There appear to be font style/color shifts at several points throughout the manuscript. I am not sure whether this was in the original submitted manuscript or is an artifact of the formatting done at the journal prior to sending out for review.

This has been corrected.

·        The Statistical Analyses section of the Materials and Methods is not sufficient in my opinion. For example, it states that ANOVA was used, but does not indicate what post-tests (i.e. multiple-comparisons) were used, and if multiplicity-adjusted p-values are what are being reported.

The statistical analysis section has been modified for clarity.

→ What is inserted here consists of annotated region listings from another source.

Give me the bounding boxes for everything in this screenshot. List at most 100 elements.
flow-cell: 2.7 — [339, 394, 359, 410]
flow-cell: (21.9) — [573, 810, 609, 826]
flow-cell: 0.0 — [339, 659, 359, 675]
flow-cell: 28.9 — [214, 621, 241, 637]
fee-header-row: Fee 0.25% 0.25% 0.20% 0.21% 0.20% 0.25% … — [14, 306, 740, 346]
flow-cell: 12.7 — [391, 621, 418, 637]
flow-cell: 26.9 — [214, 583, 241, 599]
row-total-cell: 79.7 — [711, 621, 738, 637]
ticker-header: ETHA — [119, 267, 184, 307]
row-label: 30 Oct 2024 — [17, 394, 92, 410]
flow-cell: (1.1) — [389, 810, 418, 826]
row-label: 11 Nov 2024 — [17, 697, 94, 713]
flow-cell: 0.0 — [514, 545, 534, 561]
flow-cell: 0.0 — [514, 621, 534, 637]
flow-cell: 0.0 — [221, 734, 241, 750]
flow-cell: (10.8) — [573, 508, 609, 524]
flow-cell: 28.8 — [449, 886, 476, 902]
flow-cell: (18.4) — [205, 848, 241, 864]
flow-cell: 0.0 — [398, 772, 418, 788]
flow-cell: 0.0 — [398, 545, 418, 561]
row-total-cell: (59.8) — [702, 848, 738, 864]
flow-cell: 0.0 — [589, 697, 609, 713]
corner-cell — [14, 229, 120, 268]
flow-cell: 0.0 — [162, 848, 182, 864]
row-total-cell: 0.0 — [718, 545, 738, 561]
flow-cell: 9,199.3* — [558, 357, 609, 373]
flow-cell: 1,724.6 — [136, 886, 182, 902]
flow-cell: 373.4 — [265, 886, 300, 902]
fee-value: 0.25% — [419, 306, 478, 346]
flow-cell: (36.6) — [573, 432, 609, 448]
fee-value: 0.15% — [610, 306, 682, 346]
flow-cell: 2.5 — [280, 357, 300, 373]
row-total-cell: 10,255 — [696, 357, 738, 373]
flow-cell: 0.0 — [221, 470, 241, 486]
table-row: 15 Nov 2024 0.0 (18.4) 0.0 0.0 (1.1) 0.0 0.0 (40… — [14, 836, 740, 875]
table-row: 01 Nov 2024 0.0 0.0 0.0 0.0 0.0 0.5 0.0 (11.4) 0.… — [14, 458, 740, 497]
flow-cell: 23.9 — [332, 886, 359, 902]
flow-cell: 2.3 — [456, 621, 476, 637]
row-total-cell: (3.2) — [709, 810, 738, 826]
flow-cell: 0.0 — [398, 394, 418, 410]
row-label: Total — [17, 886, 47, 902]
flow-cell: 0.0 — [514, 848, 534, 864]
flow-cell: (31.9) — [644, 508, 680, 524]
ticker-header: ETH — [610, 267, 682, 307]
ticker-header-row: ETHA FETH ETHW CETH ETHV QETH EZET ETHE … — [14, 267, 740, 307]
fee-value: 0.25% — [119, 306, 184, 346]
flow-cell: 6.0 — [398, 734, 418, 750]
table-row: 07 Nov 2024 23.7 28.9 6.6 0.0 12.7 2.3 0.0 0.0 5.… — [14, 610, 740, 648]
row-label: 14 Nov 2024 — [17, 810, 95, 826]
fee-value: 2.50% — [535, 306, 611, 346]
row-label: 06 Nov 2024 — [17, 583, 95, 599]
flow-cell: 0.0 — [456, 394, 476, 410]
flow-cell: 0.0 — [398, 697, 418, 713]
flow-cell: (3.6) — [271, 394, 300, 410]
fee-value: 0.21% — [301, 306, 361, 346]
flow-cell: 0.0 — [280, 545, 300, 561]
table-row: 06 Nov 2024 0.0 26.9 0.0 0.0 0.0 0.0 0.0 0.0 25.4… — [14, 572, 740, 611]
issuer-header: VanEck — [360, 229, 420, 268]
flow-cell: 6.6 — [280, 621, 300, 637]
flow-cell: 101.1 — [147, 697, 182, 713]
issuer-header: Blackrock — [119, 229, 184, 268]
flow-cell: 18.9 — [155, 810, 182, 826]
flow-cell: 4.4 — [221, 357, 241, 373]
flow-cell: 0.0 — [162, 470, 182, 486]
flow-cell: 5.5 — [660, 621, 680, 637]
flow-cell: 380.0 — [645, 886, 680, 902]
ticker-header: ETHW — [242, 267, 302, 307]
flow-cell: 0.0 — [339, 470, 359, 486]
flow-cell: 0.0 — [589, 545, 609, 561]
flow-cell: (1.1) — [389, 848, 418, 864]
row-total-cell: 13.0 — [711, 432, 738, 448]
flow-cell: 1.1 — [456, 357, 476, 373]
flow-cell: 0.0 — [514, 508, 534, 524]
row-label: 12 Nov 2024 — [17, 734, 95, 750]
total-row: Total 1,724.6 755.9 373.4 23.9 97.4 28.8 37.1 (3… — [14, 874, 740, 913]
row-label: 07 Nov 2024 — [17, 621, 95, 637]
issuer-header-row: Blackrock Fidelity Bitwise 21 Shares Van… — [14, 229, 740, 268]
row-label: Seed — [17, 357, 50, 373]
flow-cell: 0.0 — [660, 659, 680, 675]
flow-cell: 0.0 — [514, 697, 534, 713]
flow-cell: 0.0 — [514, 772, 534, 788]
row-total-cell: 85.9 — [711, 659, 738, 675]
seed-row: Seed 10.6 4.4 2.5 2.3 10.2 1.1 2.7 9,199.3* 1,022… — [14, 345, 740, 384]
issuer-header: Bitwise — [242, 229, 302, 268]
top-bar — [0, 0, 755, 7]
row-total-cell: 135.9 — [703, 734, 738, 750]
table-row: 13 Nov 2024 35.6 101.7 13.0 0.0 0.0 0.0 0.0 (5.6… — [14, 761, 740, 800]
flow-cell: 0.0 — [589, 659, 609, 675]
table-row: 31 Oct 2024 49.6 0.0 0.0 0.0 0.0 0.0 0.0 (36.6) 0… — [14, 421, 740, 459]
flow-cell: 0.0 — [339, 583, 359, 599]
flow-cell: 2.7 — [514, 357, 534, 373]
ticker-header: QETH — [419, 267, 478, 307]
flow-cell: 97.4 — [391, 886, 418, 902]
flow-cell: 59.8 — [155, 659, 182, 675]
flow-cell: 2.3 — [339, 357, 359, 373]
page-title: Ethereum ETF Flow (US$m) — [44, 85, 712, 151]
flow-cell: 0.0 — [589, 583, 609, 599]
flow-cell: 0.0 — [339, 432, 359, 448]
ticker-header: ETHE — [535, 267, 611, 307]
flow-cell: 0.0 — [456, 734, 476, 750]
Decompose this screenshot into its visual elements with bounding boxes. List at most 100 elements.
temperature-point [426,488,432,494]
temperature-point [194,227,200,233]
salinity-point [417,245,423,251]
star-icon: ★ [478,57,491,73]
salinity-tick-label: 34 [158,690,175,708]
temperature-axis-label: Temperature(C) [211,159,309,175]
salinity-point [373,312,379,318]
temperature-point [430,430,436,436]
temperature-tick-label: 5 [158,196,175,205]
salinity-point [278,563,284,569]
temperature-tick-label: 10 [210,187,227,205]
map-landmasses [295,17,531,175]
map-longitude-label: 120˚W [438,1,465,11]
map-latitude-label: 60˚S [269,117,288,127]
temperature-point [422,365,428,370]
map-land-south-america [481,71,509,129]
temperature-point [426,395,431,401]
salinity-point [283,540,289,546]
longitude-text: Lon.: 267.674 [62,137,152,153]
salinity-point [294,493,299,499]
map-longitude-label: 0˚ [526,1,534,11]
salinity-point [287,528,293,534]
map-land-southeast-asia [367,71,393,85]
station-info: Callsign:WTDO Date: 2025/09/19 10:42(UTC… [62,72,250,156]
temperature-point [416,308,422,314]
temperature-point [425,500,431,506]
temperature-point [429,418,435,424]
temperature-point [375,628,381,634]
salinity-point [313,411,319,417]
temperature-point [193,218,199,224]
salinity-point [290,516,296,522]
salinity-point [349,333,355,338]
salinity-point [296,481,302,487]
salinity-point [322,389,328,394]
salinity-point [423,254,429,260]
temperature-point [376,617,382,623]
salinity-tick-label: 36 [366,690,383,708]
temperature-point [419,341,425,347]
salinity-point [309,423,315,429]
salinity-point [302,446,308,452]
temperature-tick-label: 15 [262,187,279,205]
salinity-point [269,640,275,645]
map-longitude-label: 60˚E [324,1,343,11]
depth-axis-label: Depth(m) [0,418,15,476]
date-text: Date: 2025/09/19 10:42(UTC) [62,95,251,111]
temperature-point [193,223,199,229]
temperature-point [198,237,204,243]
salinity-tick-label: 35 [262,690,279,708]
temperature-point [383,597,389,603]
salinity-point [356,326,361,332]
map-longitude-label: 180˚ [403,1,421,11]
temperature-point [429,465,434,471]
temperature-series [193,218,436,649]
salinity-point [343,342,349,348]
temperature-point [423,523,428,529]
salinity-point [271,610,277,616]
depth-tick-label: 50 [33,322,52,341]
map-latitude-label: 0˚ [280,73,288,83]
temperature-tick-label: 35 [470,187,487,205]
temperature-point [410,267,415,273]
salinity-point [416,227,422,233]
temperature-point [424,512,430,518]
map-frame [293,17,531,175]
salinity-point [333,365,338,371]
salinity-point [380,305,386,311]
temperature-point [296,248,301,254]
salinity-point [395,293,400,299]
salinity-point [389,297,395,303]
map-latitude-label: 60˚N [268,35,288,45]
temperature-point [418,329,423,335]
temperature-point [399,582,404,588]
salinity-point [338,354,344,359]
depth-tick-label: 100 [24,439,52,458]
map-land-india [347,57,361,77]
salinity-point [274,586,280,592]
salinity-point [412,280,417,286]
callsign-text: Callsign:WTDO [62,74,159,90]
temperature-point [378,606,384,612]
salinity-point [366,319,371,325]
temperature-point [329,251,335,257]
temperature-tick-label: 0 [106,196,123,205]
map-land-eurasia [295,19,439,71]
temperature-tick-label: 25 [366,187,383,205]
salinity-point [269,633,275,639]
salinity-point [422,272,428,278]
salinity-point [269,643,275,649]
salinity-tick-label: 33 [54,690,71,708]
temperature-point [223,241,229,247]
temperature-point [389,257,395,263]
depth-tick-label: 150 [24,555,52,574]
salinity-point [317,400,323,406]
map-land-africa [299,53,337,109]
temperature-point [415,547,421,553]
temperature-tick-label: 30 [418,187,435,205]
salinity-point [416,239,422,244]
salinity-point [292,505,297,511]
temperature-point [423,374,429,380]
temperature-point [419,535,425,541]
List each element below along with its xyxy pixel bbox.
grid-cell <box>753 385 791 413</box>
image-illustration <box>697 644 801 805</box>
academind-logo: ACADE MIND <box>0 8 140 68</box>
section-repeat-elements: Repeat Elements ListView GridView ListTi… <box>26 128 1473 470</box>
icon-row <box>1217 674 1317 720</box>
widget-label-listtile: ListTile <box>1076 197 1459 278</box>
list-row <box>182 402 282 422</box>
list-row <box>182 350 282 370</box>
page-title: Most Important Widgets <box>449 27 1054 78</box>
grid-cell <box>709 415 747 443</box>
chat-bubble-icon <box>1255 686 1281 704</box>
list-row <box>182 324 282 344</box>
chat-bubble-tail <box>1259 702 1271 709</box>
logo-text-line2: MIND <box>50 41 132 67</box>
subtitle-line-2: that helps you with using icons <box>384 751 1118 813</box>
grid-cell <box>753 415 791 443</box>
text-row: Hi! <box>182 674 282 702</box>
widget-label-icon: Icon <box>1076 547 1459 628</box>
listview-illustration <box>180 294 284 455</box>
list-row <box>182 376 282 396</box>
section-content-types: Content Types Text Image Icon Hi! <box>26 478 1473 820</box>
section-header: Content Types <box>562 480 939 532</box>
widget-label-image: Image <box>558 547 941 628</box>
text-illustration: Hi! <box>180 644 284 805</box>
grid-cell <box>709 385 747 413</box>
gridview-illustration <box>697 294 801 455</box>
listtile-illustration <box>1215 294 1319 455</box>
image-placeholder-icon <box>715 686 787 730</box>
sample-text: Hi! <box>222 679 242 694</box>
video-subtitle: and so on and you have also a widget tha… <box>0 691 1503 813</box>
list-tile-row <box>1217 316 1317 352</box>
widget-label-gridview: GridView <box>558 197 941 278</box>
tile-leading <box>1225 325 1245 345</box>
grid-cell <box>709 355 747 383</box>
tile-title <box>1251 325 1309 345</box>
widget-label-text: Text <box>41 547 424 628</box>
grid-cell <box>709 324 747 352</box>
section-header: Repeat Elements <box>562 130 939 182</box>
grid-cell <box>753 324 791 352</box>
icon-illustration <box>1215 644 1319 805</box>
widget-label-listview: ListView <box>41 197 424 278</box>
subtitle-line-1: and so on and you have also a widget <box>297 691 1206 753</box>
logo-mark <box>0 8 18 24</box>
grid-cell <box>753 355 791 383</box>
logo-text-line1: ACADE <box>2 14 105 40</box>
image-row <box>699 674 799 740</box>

·        Statistically significant comparisons between mosquito populations is not noted on the figures themselves. Though correctly noted in the text, and in general relatively easy to determine by eye, it would aid if visual indication of statistically significant comparisons were made on the figures themselves.

The statistical comparisons have been stated more clearly in the figure legends.

·        It is not obvious in Fig 2 what the p-values at the bottom of the chart are indicating, as they are both indicating different measurements. Below the R99659 header, the p-value appears to indicate the difference in virus titers between mosquitoes, while under the LR2006 header, the p-value indicates the non-significant difference in the prevalence (TER) of virus in the saliva. While this is indicated (albeit, somewhat confusingly) in the text, it could be more clearly defined in the figure itself. Related to this, the use of the term TER in lines 171-173 and 176-179 is confusing, because one is in relation to the TER itself (prevalence), and the other is in relation to the titer. I would suggest removing the term TER from lines 176-179 to avoid any confusion, as at first glance the two sentences appear to contradict one another (“…no significant differences in TER” vs. “significant differences in TER…”).

This section has been reworded for clarity.

·        Table 1 could benefit from Headers above the tables themselves, as opposed to relying on the order given in the caption to determine which table is which.

Corrected. See response to reviewer 1.

·        Line 275: Are these published or unpublished observations? If published, a citation is warranted, if not, a note that they are unpublished observations should be made.

Unpublished observations; added.

·        Line 338: “…have been reported fhat” should be “…that”.

Corrected.

·        Lines 305-311: It is stated here that the NJ population of Ae. albopictus is likely to be a less competent vector of CHIKV, and I agree that is possible, since a lower titer of virus in saliva would presumably (though not definitively) decrease the likelihood of transmission to/infection of the vertebrate host. However, with regards to how the authors actually measure vector competence, the NJ population is equally as competent as the other Ae. albopictus populations and the Ae. aegypti population (as detailed in Table 1), at least for the LR2006 virus. 

This has been addressed lines 313-314.